Recollections of My Nonexistence: A Memoir by Rebecca Solnit
Prolific author and social critic, most famous for Men Explain Things to Me, Solnit tells us how her complex life has led to her convictions, concerns, and activism. Although she writes about the “nonexistence” of, and the damage wreaked on, girls and women, native peoples, and others, her outlook is hopeful, and profoundly expressed. In a time of almost unparalleled fear and confusion, she tells us that “Our best as well as our worst emotions are contagious” and that we must resist “the best excuse for doing nothing: that you have no power and nothing you do matters.”
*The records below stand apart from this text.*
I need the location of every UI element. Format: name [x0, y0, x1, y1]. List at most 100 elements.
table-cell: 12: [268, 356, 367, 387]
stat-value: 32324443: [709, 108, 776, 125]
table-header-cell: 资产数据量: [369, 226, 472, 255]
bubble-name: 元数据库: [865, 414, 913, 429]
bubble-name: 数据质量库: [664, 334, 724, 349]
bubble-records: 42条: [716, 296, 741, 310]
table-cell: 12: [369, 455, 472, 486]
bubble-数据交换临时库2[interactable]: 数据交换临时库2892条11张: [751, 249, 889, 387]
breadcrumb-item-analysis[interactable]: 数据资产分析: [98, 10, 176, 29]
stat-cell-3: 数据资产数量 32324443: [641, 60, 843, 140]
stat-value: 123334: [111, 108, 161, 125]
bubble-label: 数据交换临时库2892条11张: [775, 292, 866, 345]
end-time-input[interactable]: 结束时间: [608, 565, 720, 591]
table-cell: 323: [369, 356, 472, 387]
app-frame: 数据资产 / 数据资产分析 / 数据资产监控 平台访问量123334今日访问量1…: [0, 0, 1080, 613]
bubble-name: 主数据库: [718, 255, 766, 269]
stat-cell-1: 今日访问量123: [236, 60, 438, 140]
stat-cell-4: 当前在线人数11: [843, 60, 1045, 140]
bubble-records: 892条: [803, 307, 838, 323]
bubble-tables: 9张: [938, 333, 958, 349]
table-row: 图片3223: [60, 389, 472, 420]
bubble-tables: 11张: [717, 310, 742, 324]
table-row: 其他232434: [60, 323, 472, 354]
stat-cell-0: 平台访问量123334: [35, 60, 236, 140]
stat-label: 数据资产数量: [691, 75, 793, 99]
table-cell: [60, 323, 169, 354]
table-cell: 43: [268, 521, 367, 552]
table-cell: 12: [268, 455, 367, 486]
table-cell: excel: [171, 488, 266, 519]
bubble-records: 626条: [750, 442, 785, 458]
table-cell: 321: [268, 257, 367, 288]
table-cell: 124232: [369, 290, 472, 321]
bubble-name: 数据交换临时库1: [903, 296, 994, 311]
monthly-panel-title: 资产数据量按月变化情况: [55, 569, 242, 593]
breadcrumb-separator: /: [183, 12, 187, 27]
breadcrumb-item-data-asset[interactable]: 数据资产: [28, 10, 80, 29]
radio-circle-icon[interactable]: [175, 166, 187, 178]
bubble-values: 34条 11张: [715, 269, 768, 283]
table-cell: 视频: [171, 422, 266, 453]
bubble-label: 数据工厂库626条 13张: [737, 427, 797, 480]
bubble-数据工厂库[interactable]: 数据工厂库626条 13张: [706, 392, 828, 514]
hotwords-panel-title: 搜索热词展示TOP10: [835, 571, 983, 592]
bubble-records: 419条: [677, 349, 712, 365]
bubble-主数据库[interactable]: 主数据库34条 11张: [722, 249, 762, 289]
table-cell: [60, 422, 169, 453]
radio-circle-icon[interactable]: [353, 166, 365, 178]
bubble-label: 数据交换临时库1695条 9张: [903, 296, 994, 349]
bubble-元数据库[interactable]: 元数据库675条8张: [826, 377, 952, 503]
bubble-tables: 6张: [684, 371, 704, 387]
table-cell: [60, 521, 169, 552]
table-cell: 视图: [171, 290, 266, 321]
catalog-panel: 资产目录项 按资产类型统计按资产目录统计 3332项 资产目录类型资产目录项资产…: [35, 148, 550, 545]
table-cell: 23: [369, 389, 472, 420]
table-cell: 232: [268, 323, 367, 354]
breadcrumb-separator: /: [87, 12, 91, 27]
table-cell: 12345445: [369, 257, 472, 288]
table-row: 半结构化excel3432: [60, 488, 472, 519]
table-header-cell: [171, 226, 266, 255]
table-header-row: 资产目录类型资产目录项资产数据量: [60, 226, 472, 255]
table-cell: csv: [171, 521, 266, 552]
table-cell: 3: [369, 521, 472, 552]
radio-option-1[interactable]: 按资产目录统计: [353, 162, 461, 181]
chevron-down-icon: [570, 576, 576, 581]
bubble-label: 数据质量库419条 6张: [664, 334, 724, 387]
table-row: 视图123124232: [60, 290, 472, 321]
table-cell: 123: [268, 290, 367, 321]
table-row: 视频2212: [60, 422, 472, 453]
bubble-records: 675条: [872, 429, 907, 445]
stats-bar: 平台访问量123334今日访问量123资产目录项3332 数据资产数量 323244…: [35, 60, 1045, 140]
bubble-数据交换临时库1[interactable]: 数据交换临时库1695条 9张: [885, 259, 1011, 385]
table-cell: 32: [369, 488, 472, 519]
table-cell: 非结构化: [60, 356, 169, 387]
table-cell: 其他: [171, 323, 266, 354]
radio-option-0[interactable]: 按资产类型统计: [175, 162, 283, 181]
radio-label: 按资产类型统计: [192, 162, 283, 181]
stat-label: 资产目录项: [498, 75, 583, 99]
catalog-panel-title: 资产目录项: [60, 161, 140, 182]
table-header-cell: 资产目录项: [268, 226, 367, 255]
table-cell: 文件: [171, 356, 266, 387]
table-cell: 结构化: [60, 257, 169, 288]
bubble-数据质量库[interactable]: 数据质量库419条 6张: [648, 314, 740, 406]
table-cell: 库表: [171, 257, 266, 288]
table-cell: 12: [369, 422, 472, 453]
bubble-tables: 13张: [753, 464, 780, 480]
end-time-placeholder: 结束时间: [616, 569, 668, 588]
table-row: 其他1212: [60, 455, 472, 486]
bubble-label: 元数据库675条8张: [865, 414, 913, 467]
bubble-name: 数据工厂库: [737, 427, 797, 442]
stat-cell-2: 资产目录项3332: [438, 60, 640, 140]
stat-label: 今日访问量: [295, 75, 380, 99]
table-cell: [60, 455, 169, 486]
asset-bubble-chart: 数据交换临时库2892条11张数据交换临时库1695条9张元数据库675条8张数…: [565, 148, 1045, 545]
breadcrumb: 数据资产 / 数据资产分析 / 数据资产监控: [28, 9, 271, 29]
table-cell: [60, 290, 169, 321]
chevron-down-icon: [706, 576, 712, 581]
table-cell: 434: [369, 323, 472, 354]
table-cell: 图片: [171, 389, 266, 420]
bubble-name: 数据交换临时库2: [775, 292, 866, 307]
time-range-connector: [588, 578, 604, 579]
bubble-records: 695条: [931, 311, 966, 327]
The Mind Has Cliffs of Fall: Poems at the Extremes of Feeling
This mostly somber collection of poems seem to have been poured out at the peak of emotion, unsubsided into tranquil recollection. In sections on madness, grief, love, manic laughter, and other heightened states, poets renowned and unfamiliar, declare themselves “Damn’d below Judas,” lament that “nothing now can ever come to good,” and ask, too late, “what did I know/of love’s austere and lonely offices?” If you believe with Keats that “in the very temple of Delight,/Veil’d Melancholy has her sovran shrine,” this anthology is for you.